Mar 25, 2024
Version 1
bHEV genotpying RT-PCR V.1
This protocol is a draft, published without a DOI.
- 1University of Hong Kong
Protocol Citation: Siu Fung Ho 2024. bHEV genotpying RT-PCR. protocols.io https://protocols.io/view/bhev-genotpying-rt-pcr-dabx2apn
License: This is an open access protocol distributed under the terms of the Creative Commons Attribution License, which permits unrestricted use, distribution, and reproduction in any medium, provided the original author and source are credited
Protocol status: In development
We are still developing and optimizing this protocol
Created: March 08, 2024
Last Modified: March 25, 2024
Protocol Integer ID: 96343
Abstract
bHEV genotpying RT-PCR
Materials
- Superscript IV Reverse Transcriptase
- 2X Plus High Fidelity Fast PCR Master Mix
- Genotyping Primers
- Nuclease-free water
- Template RNA
- TBE Buffer
- Agarose
- 1 Kb ladder/Loading Dye
Reverse Transcription
Reverse Transcription
Pre-warm the 5x SSIV buffer to RT
Make up the primer annealing master mix in a 2ml Eppendorf. Per sample volumes:
Component Volume
dNTPs 10mM 1 µL
Reverse Primer 2mM 1 µL
Nuclease-free water Up to 13 µL
Divide13 µL of master mix between reaction tubes.

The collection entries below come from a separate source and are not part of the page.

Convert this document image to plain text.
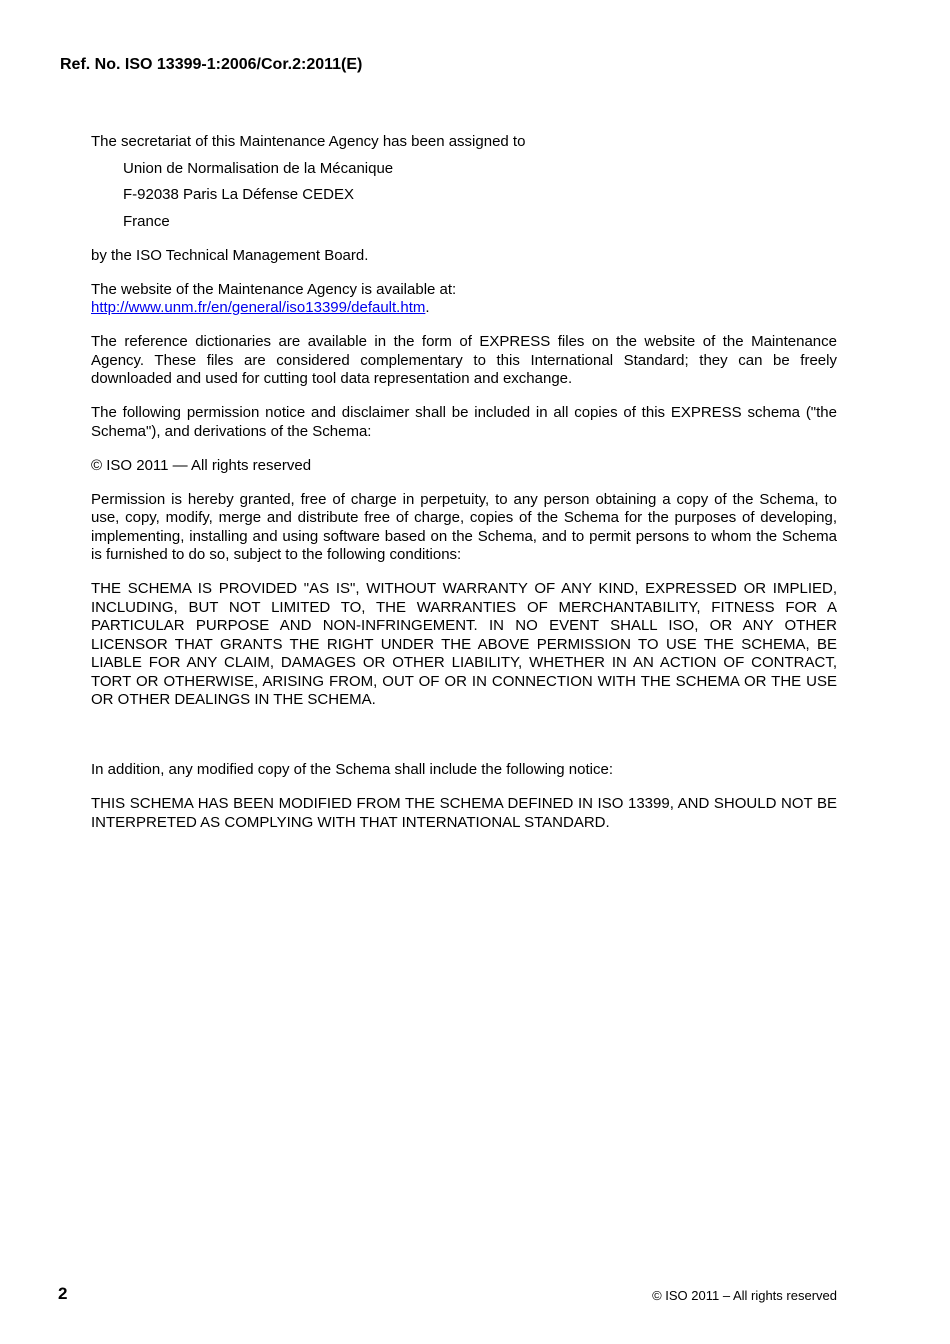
Ref. No. ISO 13399-1:2006/Cor.2:2011(E)

The secretariat of this Maintenance Agency has been assigned to

Union de Normalisation de la Mécanique

F-92038 Paris La Défense CEDEX

France

by the ISO Technical Management Board.

The website of the Maintenance Agency is available at:
http://www.unm.fr/en/general/iso13399/default.htm.

The reference dictionaries are available in the form of EXPRESS files on the website of the Maintenance Agency. These files are considered complementary to this International Standard; they can be freely downloaded and used for cutting tool data representation and exchange.

The following permission notice and disclaimer shall be included in all copies of this EXPRESS schema ("the Schema"), and derivations of the Schema:

© ISO 2011 — All rights reserved

Permission is hereby granted, free of charge in perpetuity, to any person obtaining a copy of the Schema, to use, copy, modify, merge and distribute free of charge, copies of the Schema for the purposes of developing, implementing, installing and using software based on the Schema, and to permit persons to whom the Schema is furnished to do so, subject to the following conditions:

THE SCHEMA IS PROVIDED "AS IS", WITHOUT WARRANTY OF ANY KIND, EXPRESSED OR IMPLIED, INCLUDING, BUT NOT LIMITED TO, THE WARRANTIES OF MERCHANTABILITY, FITNESS FOR A PARTICULAR PURPOSE AND NON-INFRINGEMENT. IN NO EVENT SHALL ISO, OR ANY OTHER LICENSOR THAT GRANTS THE RIGHT UNDER THE ABOVE PERMISSION TO USE THE SCHEMA, BE LIABLE FOR ANY CLAIM, DAMAGES OR OTHER LIABILITY, WHETHER IN AN ACTION OF CONTRACT, TORT OR OTHERWISE, ARISING FROM, OUT OF OR IN CONNECTION WITH THE SCHEMA OR THE USE OR OTHER DEALINGS IN THE SCHEMA.

In addition, any modified copy of the Schema shall include the following notice:

THIS SCHEMA HAS BEEN MODIFIED FROM THE SCHEMA DEFINED IN ISO 13399, AND SHOULD NOT BE INTERPRETED AS COMPLYING WITH THAT INTERNATIONAL STANDARD.

2	© ISO 2011 – All rights reserved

Add up to 5 µg RNA template to reaction tubes.
Mix and briefly centrifuge.
Heat the RNA-primer mix at 65°C for 5 minutes.

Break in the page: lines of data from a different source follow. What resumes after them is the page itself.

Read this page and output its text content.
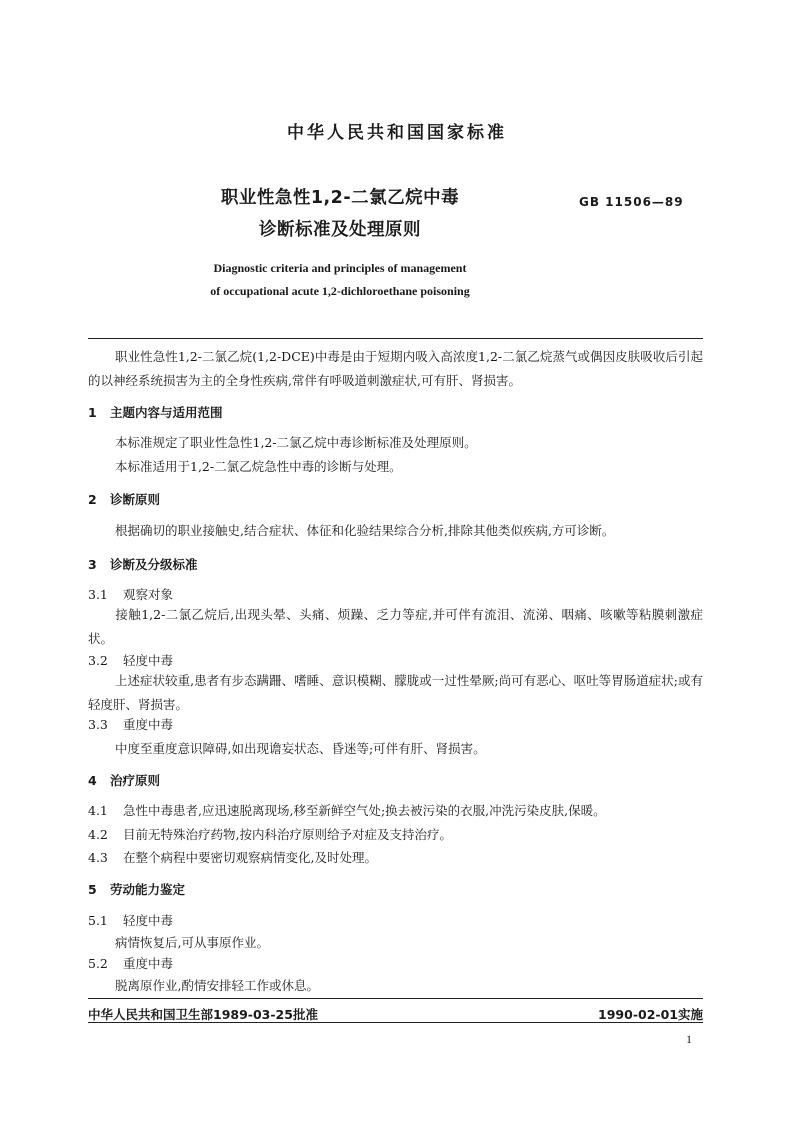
中华人民共和国国家标准
职业性急性1,2-二氯乙烷中毒
诊断标准及处理原则
GB 11506—89
Diagnostic criteria and principles of management
of occupational acute 1,2-dichloroethane poisoning
职业性急性1,2-二氯乙烷(1,2-DCE)中毒是由于短期内吸入高浓度1,2-二氯乙烷蒸气或偶因皮肤吸收后引起的以神经系统损害为主的全身性疾病,常伴有呼吸道刺激症状,可有肝、肾损害。
1 主题内容与适用范围
本标准规定了职业性急性1,2-二氯乙烷中毒诊断标准及处理原则。
本标准适用于1,2-二氯乙烷急性中毒的诊断与处理。
2 诊断原则
根据确切的职业接触史,结合症状、体征和化验结果综合分析,排除其他类似疾病,方可诊断。
3 诊断及分级标准
3.1 观察对象
接触1,2-二氯乙烷后,出现头晕、头痛、烦躁、乏力等症,并可伴有流泪、流涕、咽痛、咳嗽等粘膜刺激症状。
3.2 轻度中毒
上述症状较重,患者有步态蹒跚、嗜睡、意识模糊、朦胧或一过性晕厥;尚可有恶心、呕吐等胃肠道症状;或有轻度肝、肾损害。
3.3 重度中毒
中度至重度意识障碍,如出现谵妄状态、昏迷等;可伴有肝、肾损害。
4 治疗原则
4.1 急性中毒患者,应迅速脱离现场,移至新鲜空气处;换去被污染的衣服,冲洗污染皮肤,保暖。
4.2 目前无特殊治疗药物,按内科治疗原则给予对症及支持治疗。
4.3 在整个病程中要密切观察病情变化,及时处理。
5 劳动能力鉴定
5.1 轻度中毒
病情恢复后,可从事原作业。
5.2 重度中毒
脱离原作业,酌情安排轻工作或休息。
中华人民共和国卫生部1989-03-25批准	1990-02-01实施
1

Incubate on ice for at least 1 minute.
Vortex and briefly centrifuge the 5x SSIV Buffer.
Make up the RT master mix in a 2ml Eppendorf. Per reaction volumes:
Component Volume
5x SSIV Buffer 4 µL
DTT 100 μM 1 µL
RNase Inhibitor 1 µL
Reverse Transcriptase (200 U/μL) 1 µL
Note
Mastermix should be made up and aliquoted into PCR tubes in a mastermix cabinet. Cabinet and tubes should be cleaned with decontamination wipes/70% ethanol and UV sterilised before and after use.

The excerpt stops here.